If Nintendo wants Mario Kart Tour to succeed, then It’s going to have to be Free to Play

If Nintendo wants Mario Kart Tour to succeed, then It's going to have to be Free to Play

So Mario Kart is finally coming to mobile.

Depending on your point of view, this is either the best or worst news imaginable.

After all, Mario Karts rank as either the most, or second most, popular Nintendo games for each console they’re released on.

One in 3 Wii owners bought Mario Kart Wii, while a fifth of 3DS owners have Mario Kart 7. And those Nintendo fanatics who bought a Wii U really loved Mario Kart 8 with over 60 percent shelling out for the game.

Yes, Mario Kart is popular, but Super Mario is pretty popular too and we all know how that played out when it came to mobile.

Partly the issue was Nintendo’s pigheaded “Free-to-Start” approach to Super Mario Run, which was to give players a small number of levels for free and then lock the rest of the fun behind a $10 paywall. In terms of gameplay, it made perfect sense. But in terms of how people play – and pay for – mobile games, it was a terrible decision.

The result was despite over 200 million downloads and generating up to $100 million in sales, Nintendo says Super Mario Run failed to make acceptable profits.

Certainly, subsequent mobile games – Fire Emblem Heroes and Animal Crossing: Pocket Camp – have adopted a more convention free-to-play model, with Fire Emblem proving to be a reasonable hit. It’s estimated to have generated around $200 million from 20 million downloads since it was released a year ago.

Revving up

So where does that leave us with Mario Kart Tour, which is due for release sometime before the end of March 2019?

Of course, Nintendo being Nintendo, it could decide it’s going to focus on gameplay above profits and follow the same Free-to-Start model adopted with Super Mario Run. After all, Nintendo is currently making so much money from Switch, its mobile business is now irrelevant.

But this would be a mistake, one that ignores the main reason Mario Kartis so popular – its social nature.

Mario Kart’s status as a much-loved game has come from generations of friends and family sitting down in front of their Nintendo console and playing together and enjoying how Mario Kart mashes up skill and random chance to make pretty much every race tense until the very end.

Of course, everyone has a mobile phone so Mario Kart Tour has the potential to be the most social Mario Kart game ever, because every time friends meet up, they can all whip out their phones and play it together.

Sure the Free-to-Start model could allow this with a social mode that anyone who downloads the game but doesn’t pay $10 for the unlock can access. But that approach has the potential to be divisive.

A much better option would to make everything in the game accessible to everyone, with additional content – especially high level characters, karts, skins etc – unlocked via time, money or a combination of the two.

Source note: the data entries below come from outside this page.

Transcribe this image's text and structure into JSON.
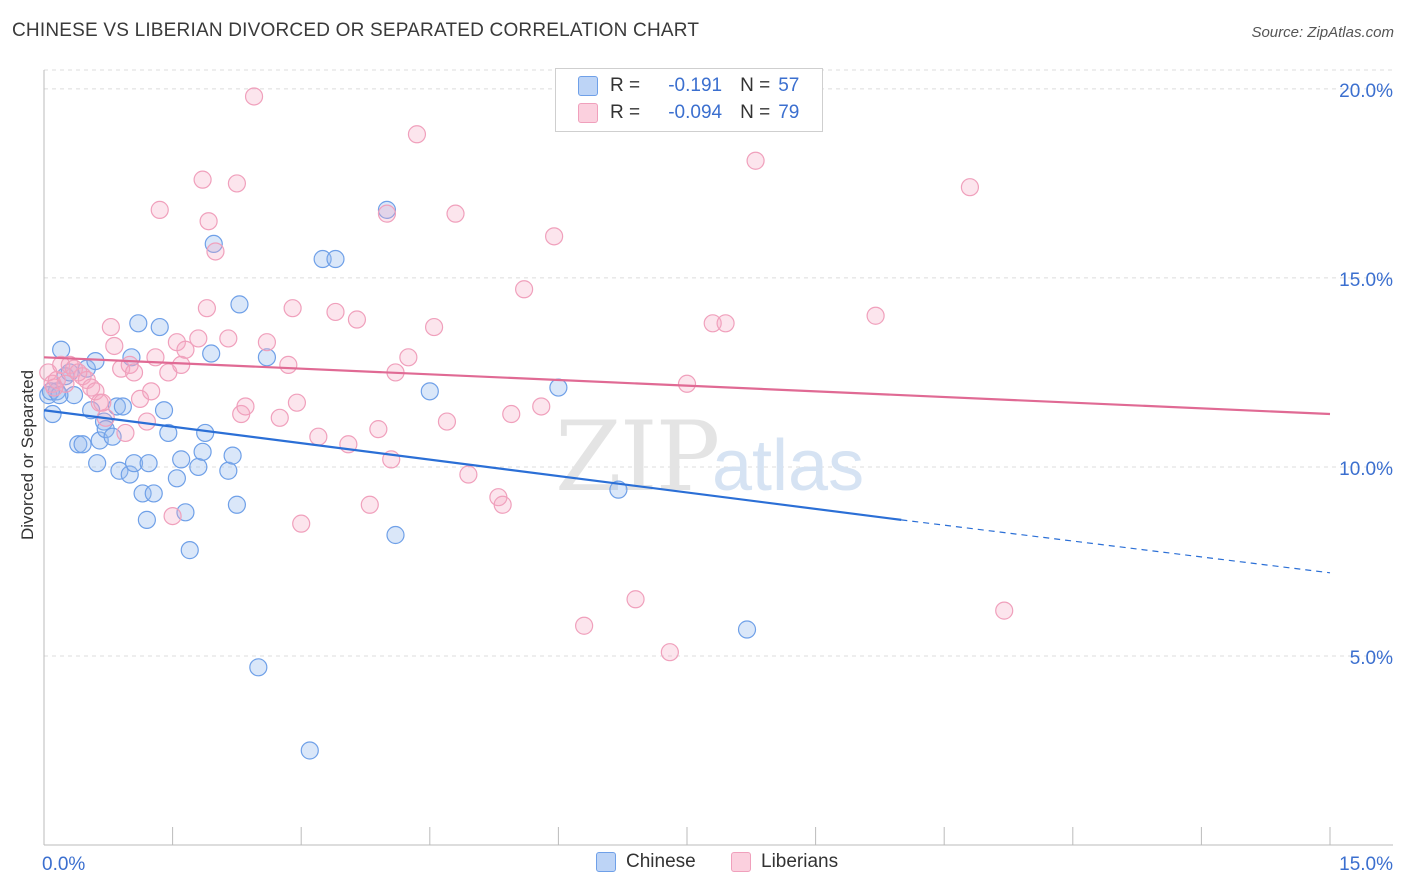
{
  "title": "CHINESE VS LIBERIAN DIVORCED OR SEPARATED CORRELATION CHART",
  "source": "Source: ZipAtlas.com",
  "watermark": "ZIPatlas",
  "legend": {
    "rows": [
      {
        "r_label": "R =",
        "r_value": "-0.191",
        "n_label": "N =",
        "n_value": "57",
        "color": "#6fa0e8"
      },
      {
        "r_label": "R =",
        "r_value": "-0.094",
        "n_label": "N =",
        "n_value": "79",
        "color": "#f0a0bc"
      }
    ]
  },
  "bottom_legend": [
    "Chinese",
    "Liberians"
  ],
  "chart_data": {
    "type": "scatter",
    "title": "CHINESE VS LIBERIAN DIVORCED OR SEPARATED CORRELATION CHART",
    "xlabel": "",
    "ylabel": "Divorced or Separated",
    "xlim": [
      0,
      15
    ],
    "ylim": [
      0,
      20.5
    ],
    "x_tick_labels": [
      "0.0%",
      "15.0%"
    ],
    "y_tick_labels": [
      "5.0%",
      "10.0%",
      "15.0%",
      "20.0%"
    ],
    "y_ticks": [
      5,
      10,
      15,
      20
    ],
    "grid": true,
    "series": [
      {
        "name": "Chinese",
        "color": "#6fa0e8",
        "trend": {
          "x0": 0,
          "y0": 11.5,
          "x1": 10,
          "y1": 8.6,
          "x_dash_end": 15,
          "y_dash_end": 7.2
        },
        "points": [
          [
            0.05,
            11.9
          ],
          [
            0.1,
            11.4
          ],
          [
            0.15,
            12.0
          ],
          [
            0.2,
            13.1
          ],
          [
            0.25,
            12.4
          ],
          [
            0.3,
            12.5
          ],
          [
            0.35,
            11.9
          ],
          [
            0.4,
            10.6
          ],
          [
            0.45,
            10.6
          ],
          [
            0.5,
            12.6
          ],
          [
            0.55,
            11.5
          ],
          [
            0.6,
            12.8
          ],
          [
            0.62,
            10.1
          ],
          [
            0.65,
            10.7
          ],
          [
            0.7,
            11.2
          ],
          [
            0.72,
            11.0
          ],
          [
            0.8,
            10.8
          ],
          [
            0.85,
            11.6
          ],
          [
            0.88,
            9.9
          ],
          [
            0.92,
            11.6
          ],
          [
            1.0,
            9.8
          ],
          [
            1.02,
            12.9
          ],
          [
            1.05,
            10.1
          ],
          [
            1.1,
            13.8
          ],
          [
            1.15,
            9.3
          ],
          [
            1.2,
            8.6
          ],
          [
            1.22,
            10.1
          ],
          [
            1.28,
            9.3
          ],
          [
            1.35,
            13.7
          ],
          [
            1.4,
            11.5
          ],
          [
            1.45,
            10.9
          ],
          [
            1.55,
            9.7
          ],
          [
            1.6,
            10.2
          ],
          [
            1.65,
            8.8
          ],
          [
            1.7,
            7.8
          ],
          [
            1.8,
            10.0
          ],
          [
            1.85,
            10.4
          ],
          [
            1.88,
            10.9
          ],
          [
            1.95,
            13.0
          ],
          [
            1.98,
            15.9
          ],
          [
            2.15,
            9.9
          ],
          [
            2.2,
            10.3
          ],
          [
            2.25,
            9.0
          ],
          [
            2.28,
            14.3
          ],
          [
            2.5,
            4.7
          ],
          [
            2.6,
            12.9
          ],
          [
            3.1,
            2.5
          ],
          [
            3.25,
            15.5
          ],
          [
            3.4,
            15.5
          ],
          [
            4.0,
            16.8
          ],
          [
            4.1,
            8.2
          ],
          [
            4.5,
            12.0
          ],
          [
            6.0,
            12.1
          ],
          [
            6.7,
            9.4
          ],
          [
            8.2,
            5.7
          ],
          [
            0.08,
            12.0
          ],
          [
            0.18,
            11.9
          ]
        ]
      },
      {
        "name": "Liberians",
        "color": "#f0a0bc",
        "trend": {
          "x0": 0,
          "y0": 12.9,
          "x1": 15,
          "y1": 11.4
        },
        "points": [
          [
            0.05,
            12.5
          ],
          [
            0.1,
            12.2
          ],
          [
            0.15,
            12.3
          ],
          [
            0.2,
            12.7
          ],
          [
            0.25,
            12.2
          ],
          [
            0.3,
            12.7
          ],
          [
            0.35,
            12.6
          ],
          [
            0.45,
            12.4
          ],
          [
            0.5,
            12.3
          ],
          [
            0.55,
            12.1
          ],
          [
            0.6,
            12.0
          ],
          [
            0.65,
            11.7
          ],
          [
            0.72,
            11.3
          ],
          [
            0.78,
            13.7
          ],
          [
            0.82,
            13.2
          ],
          [
            0.9,
            12.6
          ],
          [
            0.95,
            10.9
          ],
          [
            1.0,
            12.7
          ],
          [
            1.05,
            12.5
          ],
          [
            1.12,
            11.8
          ],
          [
            1.2,
            11.2
          ],
          [
            1.25,
            12.0
          ],
          [
            1.3,
            12.9
          ],
          [
            1.35,
            16.8
          ],
          [
            1.45,
            12.5
          ],
          [
            1.5,
            8.7
          ],
          [
            1.55,
            13.3
          ],
          [
            1.6,
            12.7
          ],
          [
            1.65,
            13.1
          ],
          [
            1.8,
            13.4
          ],
          [
            1.85,
            17.6
          ],
          [
            1.9,
            14.2
          ],
          [
            1.92,
            16.5
          ],
          [
            2.0,
            15.7
          ],
          [
            2.15,
            13.4
          ],
          [
            2.25,
            17.5
          ],
          [
            2.3,
            11.4
          ],
          [
            2.35,
            11.6
          ],
          [
            2.45,
            19.8
          ],
          [
            2.6,
            13.3
          ],
          [
            2.75,
            11.3
          ],
          [
            2.85,
            12.7
          ],
          [
            2.9,
            14.2
          ],
          [
            2.95,
            11.7
          ],
          [
            3.0,
            8.5
          ],
          [
            3.2,
            10.8
          ],
          [
            3.4,
            14.1
          ],
          [
            3.55,
            10.6
          ],
          [
            3.65,
            13.9
          ],
          [
            3.8,
            9.0
          ],
          [
            3.9,
            11.0
          ],
          [
            4.0,
            16.7
          ],
          [
            4.05,
            10.2
          ],
          [
            4.1,
            12.5
          ],
          [
            4.25,
            12.9
          ],
          [
            4.35,
            18.8
          ],
          [
            4.55,
            13.7
          ],
          [
            4.7,
            11.2
          ],
          [
            4.8,
            16.7
          ],
          [
            4.95,
            9.8
          ],
          [
            5.3,
            9.2
          ],
          [
            5.35,
            9.0
          ],
          [
            5.45,
            11.4
          ],
          [
            5.6,
            14.7
          ],
          [
            5.8,
            11.6
          ],
          [
            5.95,
            16.1
          ],
          [
            6.3,
            5.8
          ],
          [
            6.9,
            6.5
          ],
          [
            7.3,
            5.1
          ],
          [
            7.5,
            12.2
          ],
          [
            7.8,
            13.8
          ],
          [
            7.95,
            13.8
          ],
          [
            8.3,
            18.1
          ],
          [
            9.7,
            14.0
          ],
          [
            10.8,
            17.4
          ],
          [
            11.2,
            6.2
          ],
          [
            0.12,
            12.1
          ],
          [
            0.4,
            12.5
          ],
          [
            0.68,
            11.7
          ]
        ]
      }
    ]
  }
}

That’s the free-to-play model in a nutshell.

Best ever?

This isn’t to say free-to-play’s focus on metagame and Mario Kart’s focus on gameplay will be easy bedfellows, though.

Giving players the ability to buy power-ups is a clear problem. Mario Kartas a play-to-win – or play-to-stop-someone-else-winning – game in which the richest player can buy the most blue shells wouldn’t be much fun at all.

Similarly, the most successful mobile F2P racing games have been energy-based drag racers like CSR Racing not karting games. Yet the moderate success of Rovio’s Angry Birds Go, released way back in 2013, demonstrates kart games can work well on mobile, while EA’s Real Racing 3 shows there remains plenty of interest in traditional racing gameplay on mobile.

And that’s why, despite a mobile free-to-play Mario Kart being unlikely to be the most loved Mario Kart ever, if handled with more skill than Nintendo has currently shown in its approach to mobile games, Mario Kart Tour has the potential to be the most played Mario Kart ever.